The last thing any mother needs is another woman making her life harder. Women, we need to show one another more love, empathy and kindness. You never know the magnitude of the battle the other woman is facing.

It's time to be more considerate in our interactions.

Last week, I asked a large group of women, "What are some things that moms should stop saying to each other?" Here are a few of their answers:

1. "Well, I do it this way ... "

When it comes to parenting, one size does not fit all. Just because something works for you, doesn't mean it will work for everyone. There isn't one "right way" to do something. Just because you don't agree with how another mom feeds her kids, changes diapers, chooses schools, etc. doesn't mean she is doing those things incorrectly.

2. "If it was MY child ... "

The fact of the matter is they are NOT your child. That child was born into that particular family for a reason, and that mom knows her child's needs better than you will ever understand. Instead of critiquing her parenting techniques, celebrate and complement her successes.

3. "I feel like a single mom."

A week away from your husband does not mean you truly understand (or even comprehend) what it feels like to be a single mom. It was probably a tough week — but it doesn't compare to the heartbreaking, lonely and difficult struggles of single motherhood.

4. "When are you going to have kids?"

None of your business, so don't even ask. According to a study by the Centers for Disease Control and Prevention, 1.5 million women are infertile and 6.7 million women deal with impaired fecundity (the inability to get pregnant or carry a baby to full term). Infertility is a devastatingly difficult challenge for many women, so questions like that can be extremely hurtful to someone trying for a baby.

5. "What's wrong with your kid?"

If a child does something strange or unusual, that doesn't mean something is wrong with them. Health problems and mental health issues are common reasons for a child to act differently than other children. The best things you can do is love that child, embrace their differences and learn how you can appropriately act toward them and make them feel accepted.

6. "Why don't you do this instead?"

Don't give advice unless someone asks for it. You have no idea what their situation is or what is going on in their home. Unsolicited advice is not fun. If they ask for it, you are welcome to give it, but wait until it's solicited.

7. "You're a bad mom for not breastfeeding ... "

Regardless of where you are on the bottle or breastfed debate, at the end of the day, it really doesn't matter. You just have to do what is right for you and your baby. Just like any other controversial topic (e.g., circumscision, co-slweeping, birth plans, etc.), it's okay to share your opinions, just leave out the condemnation and judgement.

8. "You're not invited."

It feels horrible to be left out of a group. No more cliques and excluding others. Every mom needs a friend and a strong community to help her feel loved and cared for.
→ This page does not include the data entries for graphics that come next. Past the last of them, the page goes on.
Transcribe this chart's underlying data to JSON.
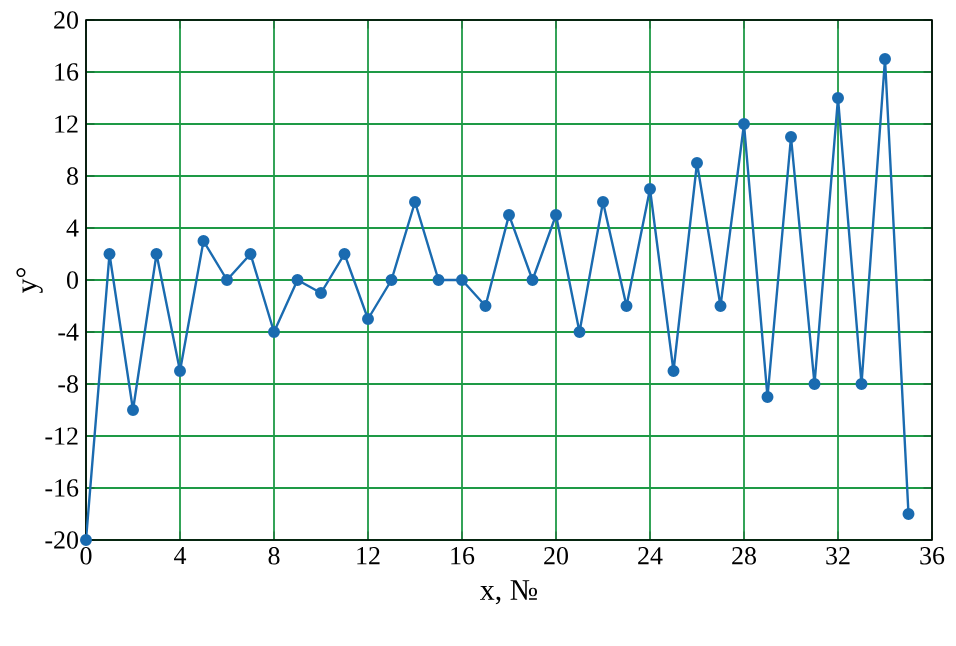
{
  "chart_data": {
    "type": "line",
    "xlabel": "x, №",
    "ylabel": "y°",
    "x": [
      0,
      1,
      2,
      3,
      4,
      5,
      6,
      7,
      8,
      9,
      10,
      11,
      12,
      13,
      14,
      15,
      16,
      17,
      18,
      19,
      20,
      21,
      22,
      23,
      24,
      25,
      26,
      27,
      28,
      29,
      30,
      31,
      32,
      33,
      34,
      35
    ],
    "series": [
      {
        "color": "#1a6bb0",
        "values": [
          -20,
          2,
          -10,
          2,
          -7,
          3,
          0,
          2,
          -4,
          0,
          -1,
          2,
          -3,
          0,
          6,
          0,
          0,
          -2,
          5,
          0,
          5,
          -4,
          6,
          -2,
          7,
          -7,
          9,
          -2,
          12,
          -9,
          11,
          -8,
          14,
          -8,
          17,
          -18
        ]
      }
    ],
    "xlim": [
      0,
      36
    ],
    "xticks": [
      0,
      4,
      8,
      12,
      16,
      20,
      24,
      28,
      32,
      36
    ],
    "ylim": [
      -20,
      20
    ],
    "yticks": [
      -20,
      -16,
      -12,
      -8,
      -4,
      0,
      4,
      8,
      12,
      16,
      20
    ],
    "grid": true,
    "marker": "circle",
    "line_style": "solid"
  }
}
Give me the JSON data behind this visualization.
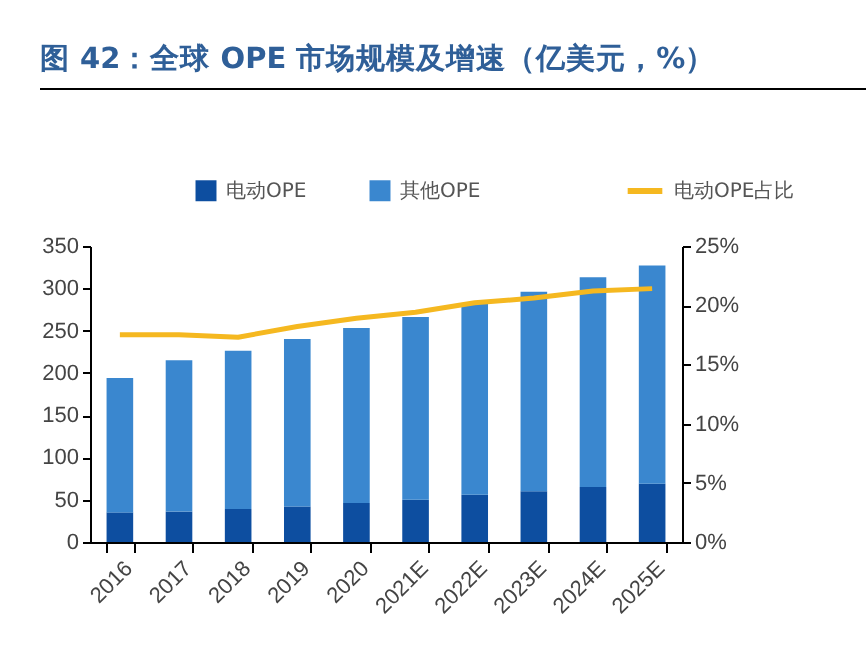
{
  "chart_data": {
    "type": "bar",
    "title": "图 42：全球 OPE 市场规模及增速（亿美元，%）",
    "categories": [
      "2016",
      "2017",
      "2018",
      "2019",
      "2020",
      "2021E",
      "2022E",
      "2023E",
      "2024E",
      "2025E"
    ],
    "stacked": true,
    "series": [
      {
        "name": "电动OPE",
        "color": "#0d4ea0",
        "values": [
          35,
          36,
          39,
          42,
          46,
          50,
          56,
          60,
          65,
          69
        ]
      },
      {
        "name": "其他OPE",
        "color": "#3a87cf",
        "values": [
          159,
          179,
          187,
          198,
          207,
          216,
          226,
          236,
          248,
          258
        ]
      },
      {
        "name": "电动OPE占比",
        "type": "line",
        "axis": "y2",
        "color": "#f5b820",
        "values": [
          17.5,
          17.5,
          17.3,
          18.2,
          18.9,
          19.4,
          20.2,
          20.6,
          21.2,
          21.4
        ]
      }
    ],
    "ylim": [
      0,
      350
    ],
    "yticks": [
      0,
      50,
      100,
      150,
      200,
      250,
      300,
      350
    ],
    "y2lim": [
      0,
      25
    ],
    "y2ticks": [
      {
        "value": 0,
        "label": "0%"
      },
      {
        "value": 5,
        "label": "5%"
      },
      {
        "value": 10,
        "label": "10%"
      },
      {
        "value": 15,
        "label": "15%"
      },
      {
        "value": 20,
        "label": "20%"
      },
      {
        "value": 25,
        "label": "25%"
      }
    ],
    "grid": false,
    "legend": "top"
  }
}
9. "Did you see what she did last week?"

Leave the gossip to the teenage girls. Talking badly about one another is distructive and unneccessary. If you have a problem with someone, confront them directly and resolve the issue. If you have to talk about someone, then only speak kindly of them.

10. Not saying anything

Sometimes, saying nothing at all can be as hurtful as saying something. If you see someone struggling, reach out! Offer up a hug, a listening ear, a helping hand. Reach out to the women close to you and in your community. Let them know they are not alone.

If someone has said something offensive to you, forgive and let go. (It's bound to happen some time.) Respond with love and respect. Motherhood isn't easy, but if you can help lift another person's burdens, the load won't seem as heavy.